La décennie Carlos Tavares : DS, la belle endormie
Il fallait un sacré courage pour lancer une marque automobile française premium. Ce segment a longtemps été abandonné par les constructeurs tricolores depuis que les allemands ont imposé leur standard en la matière. Mais avec l’expérience de la ligne DS (une gamme premium développée par Citroën), Carlos Tavares, obsédé par les marges unitaires, avait jugé que c’était le bon moment.
C’était d’ailleurs sa première décision lorsqu’il prit les rênes du groupe PSA en juin 2014 : extraire cette gamme du catalogue Citroën pour en faire une marque à part entière. Mais il y avait du chemin à parcourir. Car, si le succès fulgurant du DS 3 (plus de 800 000 voitures vendues) a permis à Citroën DS de se propulser sur le marché, l’échec des DS 4 et DS 5 a lesté son envol.
Un premium "à la française"
Peu importe, car DS, dont le logo reprend les chevrons de Citroën, a redessiné la possibilité pour une marque française de s’affirmer sur le premium. Sous la houlette d’Yves Bonnefont et d’Arnaud Ribault, le DS libéré va tricoter un récit marketing autour du "raffinement à la française". "La France est une terre de luxe, il n’y a aucune raison qu’elle n’ait pas son mot à dire dans l’automobile", clame le duo dans l’attente du déploiement du plan produits.

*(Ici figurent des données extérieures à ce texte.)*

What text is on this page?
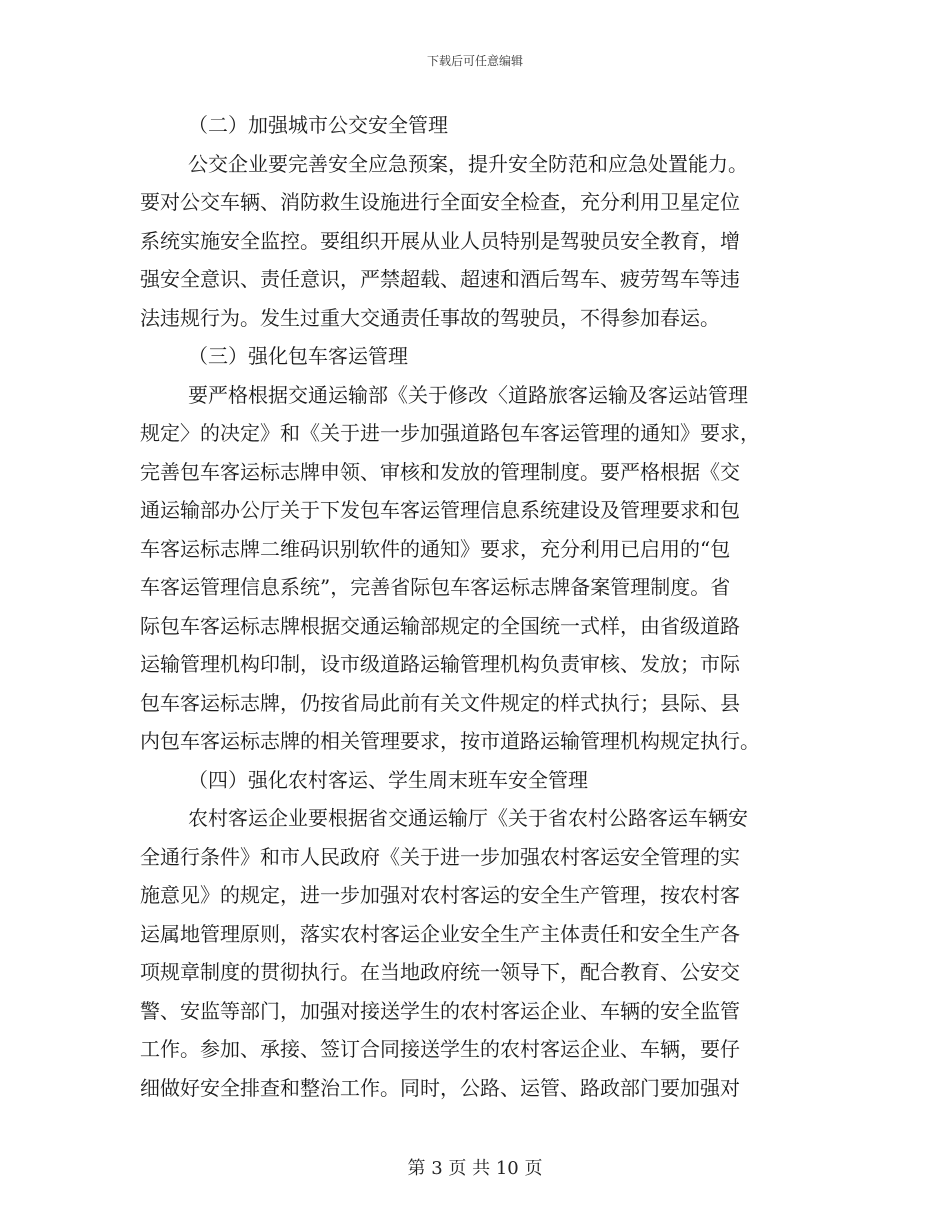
下载后可任意编辑
（二）加强城市公交安全管理
公交企业要完善安全应急预案，提升安全防范和应急处置能力。
要对公交车辆、消防救生设施进行全面安全检查，充分利用卫星定位
系统实施安全监控。要组织开展从业人员特别是驾驶员安全教育，增
强安全意识、责任意识，严禁超载、超速和酒后驾车、疲劳驾车等违
法违规行为。发生过重大交通责任事故的驾驶员，不得参加春运。
（三）强化包车客运管理
要严格根据交通运输部《关于修改〈道路旅客运输及客运站管理
规定〉的决定》和《关于进一步加强道路包车客运管理的通知》要求，
完善包车客运标志牌申领、审核和发放的管理制度。要严格根据《交
通运输部办公厅关于下发包车客运管理信息系统建设及管理要求和包
车客运标志牌二维码识别软件的通知》要求，充分利用已启用的“包
车客运管理信息系统”，完善省际包车客运标志牌备案管理制度。省
际包车客运标志牌根据交通运输部规定的全国统一式样，由省级道路
运输管理机构印制，设市级道路运输管理机构负责审核、发放；市际
包车客运标志牌，仍按省局此前有关文件规定的样式执行；县际、县
内包车客运标志牌的相关管理要求，按市道路运输管理机构规定执行。
（四）强化农村客运、学生周末班车安全管理
农村客运企业要根据省交通运输厅《关于省农村公路客运车辆安
全通行条件》和市人民政府《关于进一步加强农村客运安全管理的实
施意见》的规定，进一步加强对农村客运的安全生产管理，按农村客
运属地管理原则，落实农村客运企业安全生产主体责任和安全生产各
项规章制度的贯彻执行。在当地政府统一领导下，配合教育、公安交
警、安监等部门，加强对接送学生的农村客运企业、车辆的安全监管
工作。参加、承接、签订合同接送学生的农村客运企业、车辆，要仔
细做好安全排查和整治工作。同时，公路、运管、路政部门要加强对
第 3 页 共 10 页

Il multiplie les références à la France, à Paris…
A lire aussi : La décennie Carlos Tavares : chronique d'une ascension fulgurante
DS va également investir le thème du cuir comme un marqueur du luxe en se référant à la tradition française dans la sellerie. Toutes les opérations de communication invitent des artisans tanneurs. Les éditions spéciales et concept cars mettront en avant du cuir haut de gamme sur la planche de bord et les portières. Les sièges innovent avec des cuirs "bracelet".
DS va également se servir du DS 3 pour multiplier les collections en allant chercher des références toujours vers le luxe (Inès de La Fressange…).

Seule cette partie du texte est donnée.